How Nokia got its groove back
Perceptions about the Nokia brand appear to be shifting markedly thanks to the innovative things the company is doing with its Lumia line of smartphones. By Duncan McLeod.
There was a time, oh, 10 years ago, when consumers used to salivate at the prospect of a new handset from Nokia. From the 2004’s computer-cum-phone, the 9500 Communicator, to 2007’s multimedia powerhouse, the N95, it used to be that for many people that the only option when it came to upgrading their handsets was to get another Nokia.
Then, on 29 June 2007, a nuclear bomb went off over Nokia headquarters in Espoo, Finland.
That was the date Apple’s original iPhone went on sale. Dismissed originally as a toy by competitors — perhaps most notably by former BlackBerry co-CEO Mike Lazaridis — the iPhone went on to change the fortunes of every player in the industry. Only Google, with Android — which was introduced a year later — has escaped the fallout without severe radiation burns.
With one world-changing product, Apple showed that Nokia had fallen far behind the curve. The Symbian operating system it had relied on for many years was no longer good enough — unlike Apple’s new iOS (and Google’s even newer Android), it couldn’t power the next generation of larger-screen touch-screen phones that would come to define the world of smartphones.
Three generations of iPhone later, in 2010, Nokia tapped former Microsoft executive Stephen Elop, who sparked immediate controversy by kicking Symbian (the now-famous “burning platform”) into touch and also ditching plans to develop a more modern operating system called MeeGo. Instead, Elop, who had looked after the Office money spinner for Microsoft, turned to his former employer, betting Nokia’s future on Windows Phone.
It was a risky move. Microsoft had also been caught napping by Apple, and was scrambling to reinvent its terribly dated Windows Mobile operating system for the modern era. Microsoft chose a radically different approach, favouring a new type of graphical user interface driven by “live tiles” rather than the icons-based approach favoured by Apple and Google. It remains a controversial design decision to this day, though critics and consumers are warming to it to as a viable alternative.
At the same time, perceptions about the Nokia brand also appear to be shifting markedly. Whereas a few years ago, few consumers — at least at the top end of the market — would have considered a Nokia handset, comments on technology websites and elsewhere imply that the company’s Windows Phone-based Lumia phones are becoming seen as feasible alternatives to devices such as the iPhone and the panoply of Android smartphones from companies such as Samsung and Sony.
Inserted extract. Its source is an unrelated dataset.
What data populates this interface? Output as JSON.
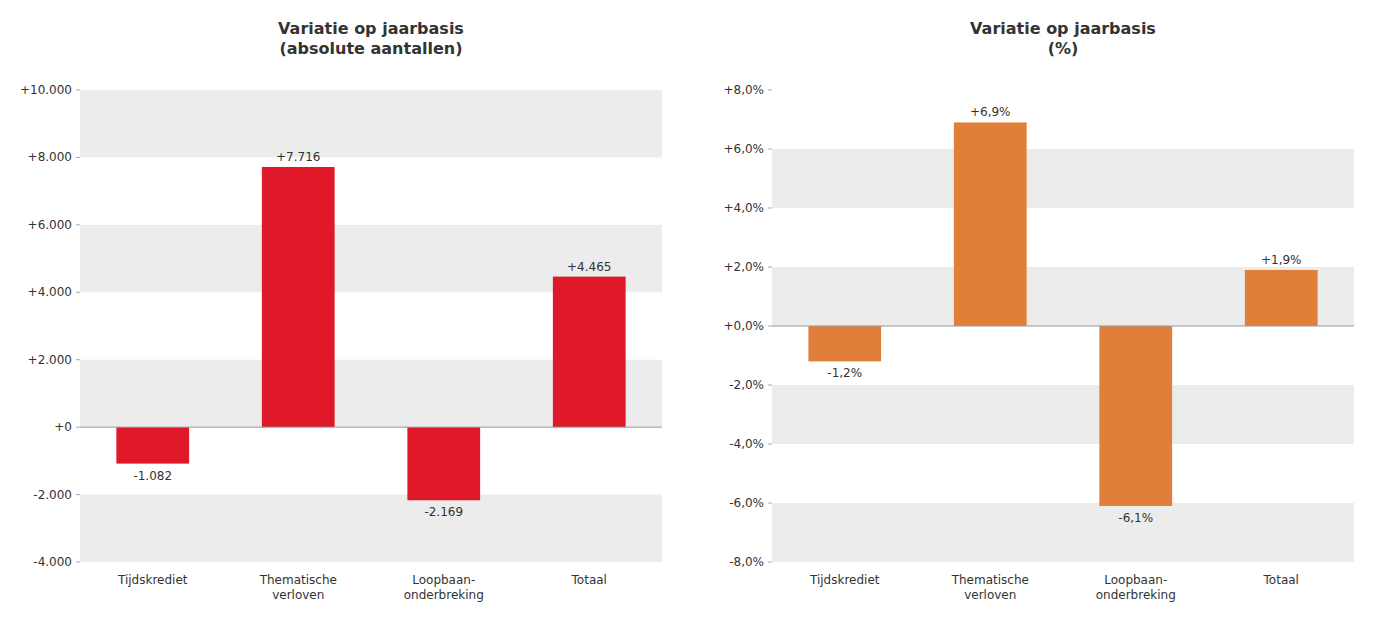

There are many reasons for this. For one thing, Windows Phone has matured nicely as a platform. Version 8 is a stable, fast and modern operating system. Windows Phone still lacks key applications — possibly its biggest problem — but that is changing fast. Even Instagram, the wildly popular mobile photo-sharing software owned by Facebook, is coming to the Microsoft platform later this year.
Also, Nokia is making great hardware — quite possibly the best it’s ever made. The Lumia range is distinctive for its range of bright colours, especially for the midrange models, something Apple — yes, Apple — has mimicked with its new, cheaper iPhone 5c phones. But more importantly, Nokia is innovating at pace again, in both hardware and software. The 41-megapixel PureView camera with optical image stabilisation technology built into the new Lumia 1020 is the best in the business. Nokia now has a range of Lumia hardware to suit a wide range of tastes and budgets.
Last month, Microsoft and Nokia, already joined at the hip, announced they would merge. The software maker offered €5,4bn in cash to buy the Finnish company’s devices and services business and to license its patents and use its mapping services. The deal included a €1,5bn line of credit, which, curiously, Nokia drew on fully within days. That suggested it may have been in danger of running out of cash, something Microsoft simply couldn’t afford. It would have left Windows Phone dead in the water.
Even if the deal was in part bailout, there’s no doubt that consumers are warming to the Lumia brand and to Windows Phone. Nokia is getting its groove back. Outgoing Microsoft CEO Steve Ballmer may have just made the smartest acquisition of his 13 years at the helm.